精選版 日本国語大辞典 「滲漏」の意味・読み・例文・類語
しん‐ろう【滲漏】
- 〘 名詞 〙
- ① 侵食すること。〔宋史‐蔡洸伝〕
- ② しみて漏ってくること。しみて入り込んでくること。
- [初出の実例]「舶中の人命危き朝露の如く、其躁乱知るべし。半夜舶底に滲漏して入る水を験する者あり」(出典:漂荒紀事(1848‐50頃)一)
- [その他の文献]〔耶律楚材‐用万松老人韻寄鄭景賢詩〕
- ③ とりのこすこと。
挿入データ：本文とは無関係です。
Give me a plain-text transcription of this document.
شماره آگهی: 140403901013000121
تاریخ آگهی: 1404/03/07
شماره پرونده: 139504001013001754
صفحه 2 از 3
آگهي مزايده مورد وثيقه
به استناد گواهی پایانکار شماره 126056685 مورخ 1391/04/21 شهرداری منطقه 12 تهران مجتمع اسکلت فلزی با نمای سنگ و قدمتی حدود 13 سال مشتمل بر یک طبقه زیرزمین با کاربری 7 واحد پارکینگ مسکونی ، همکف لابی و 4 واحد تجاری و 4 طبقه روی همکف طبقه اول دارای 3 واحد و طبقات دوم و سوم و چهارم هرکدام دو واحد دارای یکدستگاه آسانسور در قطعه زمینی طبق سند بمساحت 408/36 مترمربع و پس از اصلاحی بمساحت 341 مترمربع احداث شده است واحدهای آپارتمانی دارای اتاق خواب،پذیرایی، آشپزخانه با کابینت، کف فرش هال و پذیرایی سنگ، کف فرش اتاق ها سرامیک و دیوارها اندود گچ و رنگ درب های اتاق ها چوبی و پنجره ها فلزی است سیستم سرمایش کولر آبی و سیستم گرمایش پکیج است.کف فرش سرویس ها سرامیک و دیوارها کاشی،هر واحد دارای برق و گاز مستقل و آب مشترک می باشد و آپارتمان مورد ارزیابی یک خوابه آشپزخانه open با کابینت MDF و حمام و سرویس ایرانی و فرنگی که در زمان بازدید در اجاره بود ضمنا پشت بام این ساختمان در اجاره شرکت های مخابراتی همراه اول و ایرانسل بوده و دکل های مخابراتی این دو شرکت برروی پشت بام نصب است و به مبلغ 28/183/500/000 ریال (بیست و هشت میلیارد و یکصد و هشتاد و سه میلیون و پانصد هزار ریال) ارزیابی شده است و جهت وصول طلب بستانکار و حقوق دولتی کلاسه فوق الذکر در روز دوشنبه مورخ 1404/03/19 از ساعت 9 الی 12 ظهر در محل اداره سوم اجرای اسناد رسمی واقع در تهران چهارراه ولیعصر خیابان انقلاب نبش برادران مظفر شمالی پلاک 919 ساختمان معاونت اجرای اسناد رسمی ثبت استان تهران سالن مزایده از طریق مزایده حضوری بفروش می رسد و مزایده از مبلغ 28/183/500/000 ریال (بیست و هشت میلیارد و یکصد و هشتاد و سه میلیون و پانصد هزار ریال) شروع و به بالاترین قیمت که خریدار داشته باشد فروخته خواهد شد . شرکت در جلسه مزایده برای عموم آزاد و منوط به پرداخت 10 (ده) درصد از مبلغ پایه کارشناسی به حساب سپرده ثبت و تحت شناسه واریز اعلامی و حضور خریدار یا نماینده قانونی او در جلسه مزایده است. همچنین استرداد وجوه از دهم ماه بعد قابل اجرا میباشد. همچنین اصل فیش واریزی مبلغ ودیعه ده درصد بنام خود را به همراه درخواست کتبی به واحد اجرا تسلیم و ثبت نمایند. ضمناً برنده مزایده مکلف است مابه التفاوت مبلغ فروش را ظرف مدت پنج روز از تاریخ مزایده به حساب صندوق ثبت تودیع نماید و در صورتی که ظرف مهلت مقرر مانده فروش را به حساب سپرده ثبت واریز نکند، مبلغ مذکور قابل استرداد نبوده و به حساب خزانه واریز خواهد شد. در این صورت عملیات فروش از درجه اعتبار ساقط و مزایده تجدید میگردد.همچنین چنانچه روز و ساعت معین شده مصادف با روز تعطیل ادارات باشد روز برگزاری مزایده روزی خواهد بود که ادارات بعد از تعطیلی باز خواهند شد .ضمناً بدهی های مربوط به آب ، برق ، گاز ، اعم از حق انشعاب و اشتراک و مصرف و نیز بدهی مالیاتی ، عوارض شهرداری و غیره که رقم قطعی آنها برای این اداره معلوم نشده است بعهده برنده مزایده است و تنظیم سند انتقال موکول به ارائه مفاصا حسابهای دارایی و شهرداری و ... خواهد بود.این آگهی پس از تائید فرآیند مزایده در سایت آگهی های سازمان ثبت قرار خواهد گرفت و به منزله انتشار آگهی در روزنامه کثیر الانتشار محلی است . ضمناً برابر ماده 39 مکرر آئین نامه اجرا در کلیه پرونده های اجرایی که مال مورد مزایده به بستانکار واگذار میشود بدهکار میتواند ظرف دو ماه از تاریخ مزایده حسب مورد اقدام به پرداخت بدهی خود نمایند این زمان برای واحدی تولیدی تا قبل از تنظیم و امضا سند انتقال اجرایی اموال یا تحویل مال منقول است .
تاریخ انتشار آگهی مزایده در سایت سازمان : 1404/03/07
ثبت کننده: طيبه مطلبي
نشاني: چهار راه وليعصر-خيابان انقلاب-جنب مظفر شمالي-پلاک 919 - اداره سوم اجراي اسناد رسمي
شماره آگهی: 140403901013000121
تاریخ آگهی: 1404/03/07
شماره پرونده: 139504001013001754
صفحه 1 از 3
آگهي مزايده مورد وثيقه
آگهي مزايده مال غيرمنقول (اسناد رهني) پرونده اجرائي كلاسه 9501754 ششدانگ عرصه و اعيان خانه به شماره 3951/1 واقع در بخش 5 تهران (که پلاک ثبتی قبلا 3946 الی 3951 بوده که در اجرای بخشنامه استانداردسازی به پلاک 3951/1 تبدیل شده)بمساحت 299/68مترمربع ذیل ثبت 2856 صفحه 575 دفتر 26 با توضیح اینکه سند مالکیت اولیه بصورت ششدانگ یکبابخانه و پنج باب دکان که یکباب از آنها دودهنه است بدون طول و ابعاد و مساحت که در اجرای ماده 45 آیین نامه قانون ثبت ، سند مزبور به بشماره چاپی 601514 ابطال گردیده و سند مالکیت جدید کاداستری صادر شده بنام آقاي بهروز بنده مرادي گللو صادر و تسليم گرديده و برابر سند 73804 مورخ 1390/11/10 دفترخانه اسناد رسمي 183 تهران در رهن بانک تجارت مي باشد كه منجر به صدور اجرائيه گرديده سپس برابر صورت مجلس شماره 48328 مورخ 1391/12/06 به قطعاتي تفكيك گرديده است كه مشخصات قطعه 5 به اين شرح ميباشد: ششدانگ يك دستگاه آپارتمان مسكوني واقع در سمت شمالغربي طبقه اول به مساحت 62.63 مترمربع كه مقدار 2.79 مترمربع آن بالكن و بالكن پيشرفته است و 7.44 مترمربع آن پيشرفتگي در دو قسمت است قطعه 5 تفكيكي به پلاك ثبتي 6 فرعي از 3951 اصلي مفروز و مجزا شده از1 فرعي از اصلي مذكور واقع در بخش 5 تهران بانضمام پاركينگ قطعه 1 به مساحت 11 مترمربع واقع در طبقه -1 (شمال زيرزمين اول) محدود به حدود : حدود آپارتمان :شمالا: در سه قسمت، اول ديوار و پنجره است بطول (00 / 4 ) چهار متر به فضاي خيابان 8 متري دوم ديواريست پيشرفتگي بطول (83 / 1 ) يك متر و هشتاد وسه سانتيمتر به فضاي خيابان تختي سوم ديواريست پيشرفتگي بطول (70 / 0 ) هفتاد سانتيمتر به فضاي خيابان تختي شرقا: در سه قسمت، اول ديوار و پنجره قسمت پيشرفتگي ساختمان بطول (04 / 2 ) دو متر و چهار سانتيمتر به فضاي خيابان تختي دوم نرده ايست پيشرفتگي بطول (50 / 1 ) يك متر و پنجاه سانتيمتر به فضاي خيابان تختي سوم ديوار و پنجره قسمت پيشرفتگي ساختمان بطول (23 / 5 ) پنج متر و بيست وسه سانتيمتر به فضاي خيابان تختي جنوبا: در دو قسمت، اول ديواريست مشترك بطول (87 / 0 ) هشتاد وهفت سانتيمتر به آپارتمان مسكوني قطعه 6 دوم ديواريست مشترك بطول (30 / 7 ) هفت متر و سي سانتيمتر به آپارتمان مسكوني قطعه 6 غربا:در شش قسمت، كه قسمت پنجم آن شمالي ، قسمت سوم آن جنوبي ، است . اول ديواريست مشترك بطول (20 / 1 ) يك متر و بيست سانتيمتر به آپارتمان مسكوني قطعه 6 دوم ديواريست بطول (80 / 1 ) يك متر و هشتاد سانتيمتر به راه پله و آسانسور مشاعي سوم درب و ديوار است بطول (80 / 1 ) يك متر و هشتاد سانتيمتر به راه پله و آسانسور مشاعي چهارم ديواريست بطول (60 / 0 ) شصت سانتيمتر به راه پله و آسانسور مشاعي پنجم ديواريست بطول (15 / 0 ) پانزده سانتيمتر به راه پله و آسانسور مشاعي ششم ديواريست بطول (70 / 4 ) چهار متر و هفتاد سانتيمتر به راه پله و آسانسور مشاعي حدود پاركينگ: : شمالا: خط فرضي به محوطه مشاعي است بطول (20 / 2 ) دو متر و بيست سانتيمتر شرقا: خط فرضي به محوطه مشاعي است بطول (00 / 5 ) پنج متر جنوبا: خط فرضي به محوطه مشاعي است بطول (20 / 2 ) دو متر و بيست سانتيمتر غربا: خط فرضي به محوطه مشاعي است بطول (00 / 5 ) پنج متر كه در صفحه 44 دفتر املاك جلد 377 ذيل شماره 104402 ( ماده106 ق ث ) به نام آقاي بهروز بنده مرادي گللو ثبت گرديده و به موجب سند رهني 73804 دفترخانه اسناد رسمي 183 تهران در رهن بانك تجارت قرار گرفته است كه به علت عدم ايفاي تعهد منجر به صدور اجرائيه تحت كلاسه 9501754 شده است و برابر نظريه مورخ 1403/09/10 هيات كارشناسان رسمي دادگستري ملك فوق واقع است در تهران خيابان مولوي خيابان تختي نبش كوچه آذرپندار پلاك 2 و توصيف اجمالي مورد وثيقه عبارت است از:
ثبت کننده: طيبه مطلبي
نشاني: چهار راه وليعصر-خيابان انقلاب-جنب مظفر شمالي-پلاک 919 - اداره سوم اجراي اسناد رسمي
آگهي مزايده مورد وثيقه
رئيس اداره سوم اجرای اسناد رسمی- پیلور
手ぬかり。遺漏。
- [初出の実例]「而以二大学一而視二中庸一、則又似二滲漏遺闕、不一レ成レ教矣」(出典:古学先生文集(17C後頃)五)
- [その他の文献]〔清会典事例‐兵部・軍器・外海内河長江巡哨各船〕
- ④ ( 「じんろう」とよむ ) 仏語。ある程度のさとりを得た人の心に、なお、残っている執着やこだわりなどの煩悩の余り。水がしみこんだり、漏ったりすることにたとえた語。禅で特に用いる。